In separate but identical opinions filed late last month, Tennessee Court of Criminal Appeals Judges D. Kelly Thomas Jr., James Curwood Witt Jr. and Thomas T. Woodall dismissed unlawful photography convictions against a man accused of filming women for sexual gratification, The Knoxville News Sentinel reported Sunday.
David Eric Lambert was convicted of the charges, along with a sexual battery count, after he was found to have taken “close-up” images of three women’s “private areas” in stores around Kingsport in 2016, court records show.

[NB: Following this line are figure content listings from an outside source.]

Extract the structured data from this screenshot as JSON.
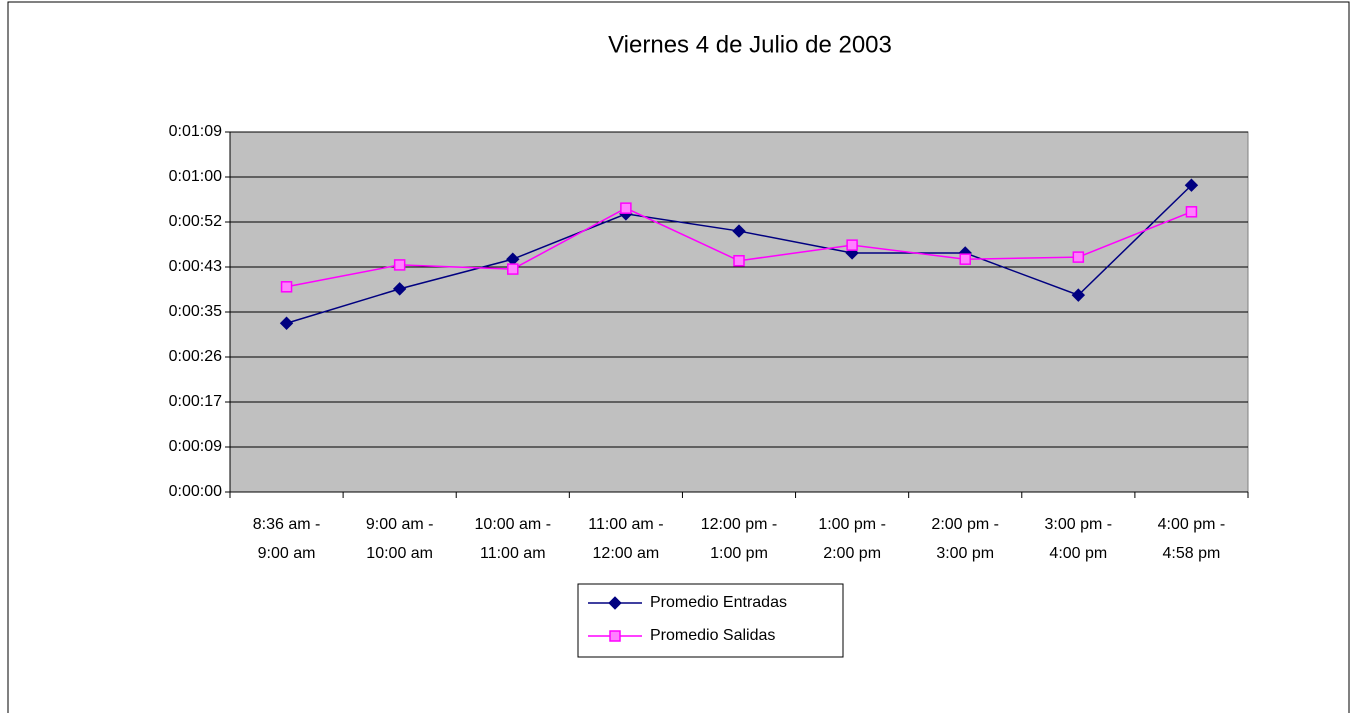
{
  "chart_data": {
    "type": "line",
    "title": "Viernes 4 de Julio de 2003",
    "categories": [
      [
        "8:36 am -",
        "9:00 am"
      ],
      [
        "9:00 am -",
        "10:00 am"
      ],
      [
        "10:00 am -",
        "11:00 am"
      ],
      [
        "11:00 am -",
        "12:00 am"
      ],
      [
        "12:00 pm -",
        "1:00 pm"
      ],
      [
        "1:00 pm -",
        "2:00 pm"
      ],
      [
        "2:00 pm -",
        "3:00 pm"
      ],
      [
        "3:00 pm -",
        "4:00 pm"
      ],
      [
        "4:00 pm -",
        "4:58 pm"
      ]
    ],
    "series": [
      {
        "name": "Promedio Entradas",
        "color": "#000080",
        "marker": "diamond",
        "values": [
          32.4,
          39.0,
          44.7,
          53.4,
          50.1,
          45.9,
          45.9,
          37.8,
          58.9
        ]
      },
      {
        "name": "Promedio Salidas",
        "color": "#ff00ff",
        "marker": "square",
        "values": [
          39.4,
          43.6,
          42.8,
          54.5,
          44.4,
          47.4,
          44.7,
          45.1,
          53.8
        ]
      }
    ],
    "ylim": [
      0,
      69.12
    ],
    "yticks": [
      {
        "value": 0,
        "label": "0:00:00"
      },
      {
        "value": 8.64,
        "label": "0:00:09"
      },
      {
        "value": 17.28,
        "label": "0:00:17"
      },
      {
        "value": 25.92,
        "label": "0:00:26"
      },
      {
        "value": 34.56,
        "label": "0:00:35"
      },
      {
        "value": 43.2,
        "label": "0:00:43"
      },
      {
        "value": 51.84,
        "label": "0:00:52"
      },
      {
        "value": 60.48,
        "label": "0:01:00"
      },
      {
        "value": 69.12,
        "label": "0:01:09"
      }
    ],
    "grid": true,
    "legend": "bottom"
  }
}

Lambert had prior misdemeanor convictions for exposing himself and committing sexual acts in public at the time, and one of the women said he grabbed her at a Dollar Tree store, according to Lambert’s appeal. He later admitted to Kingsport Police detective Martin Taylor that he took the images and “crossed moral boundaries,” though he said he did not think he committed a crime, the documents said.
“I actually did not think I was doing anything wrong because everything was done in a public place,” Lambert stated.
The 2nd Judicial District Public Defender’s office challenged the convictions and the judges agreed that Lambert’s actions were not criminal, noting that there is no expectation of privacy in such public places in the digital age.
“It is simply not reasonable to expect that our fully-clothed images will remain totally private,” Judge Thomas wrote in his opinion.
The judges kept Lambert’s sexual battery conviction in the victim’s grabbing, the newspaper said.
His case now returns to a Sullivan County Criminal Court judge for resentencing.